L’emendamento alla legge di bilancio è apparso negli ultimi giorni su proposta di cinque parlamentari appartenenti ai tre partiti di maggioranza. Il testo è composto da sole dieci righe: «Al fine di tutelare gli interessi essenziali della sicurezza dello Stato e di rafforzare le capacità industriali della difesa riferite alla produzione e al commercio di armi, di materiale bellico e sistemi d’arma, con uno o più decreti del Ministro della difesa di concerto con il Ministero delle infrastrutture e dei trasporti sono individuate, anche con funzioni ricognitive e senza oneri a carico della finanza pubblica, le attività, le aree e le relative opere, nonché i progetti infrastrutturali, finalizzati alla realizzazione, ampiamento, conversione, gestione e sviluppo delle capacità industriali della difesa, qualificati come di interesse strategico per la difesa nazionale». L’emendamento, insomma, permette ai ministeri della Difesa e delle Infrastrutture di individuare progetti, attività e opere infrastrutturali (e non), utili a rilanciare produzione e commercio delle armi.
Il testo è stato duramente criticato dalle opposizioni, che hanno contestato tanto i contenuti della proposta quanto le tempistiche con cui è arrivata. Il Movimento 5 Stelle ha criticato il punto sulla «conversione di opere, attività e infrastrutture in direzione della produzione e commercio di armi», sostenendo che esso – e l’emendamento in generale – proverebbero che il cuore della manovra sarebbe proprio quello di aumentare le spese militari a scapito di quelle sociali. Analoghe critiche sono state lanciate da AvS, che ha parlato di «blitz» del governo per rilanciare l’industria bellica e «trasformare le fabbriche italiane in luoghi di produzione di armi». In effetti l’emendamento arriva a margine di una manovra che aumenta l’età pensionabile, favorisce i dirigenti, e si concentra prevalentemente sugli investimenti militari.

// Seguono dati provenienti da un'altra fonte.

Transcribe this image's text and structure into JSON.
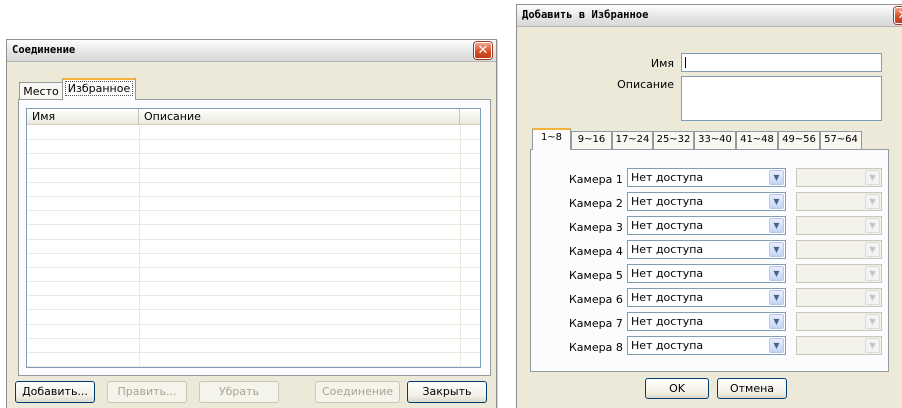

La questione del riarmo sta diventando sempre più centrale nel dibattito politico europeo, specialmente dopo che la NATO ha fissato i nuovi obiettivi militari dell’Alleanza, chiedendo a ciascun Paese di destinare al settore bellico il 5% del proprio PIL entro il 2035. A spingere per il rilancio della produzione è anche l’Unione Europea, che con il piano ReArm Europe (ora ribattezzato “Readiness 2030”, letteralmente “Prontezza 2030”) prevede di mobilitare 800 miliardi di euro in 5 anni. In questa cornice, la questione della conversione delle fabbriche sta iniziando a emergere in diversi Paesi, prima fra tutti la Germania. I settori maggiormente coinvolti nelle ipotesi di riconversione sono quelli delle auto e dell’aviazione. Anche in Italia il tema è stato affrontato, seppure in maniera ancora embrionale: a suggerire l’ipotesi della conversione del comparto auto – in crisi da tempo – è stato il ministro delle Imprese Adolfo Urso, che è tornato sul tema in due distinte occasioni.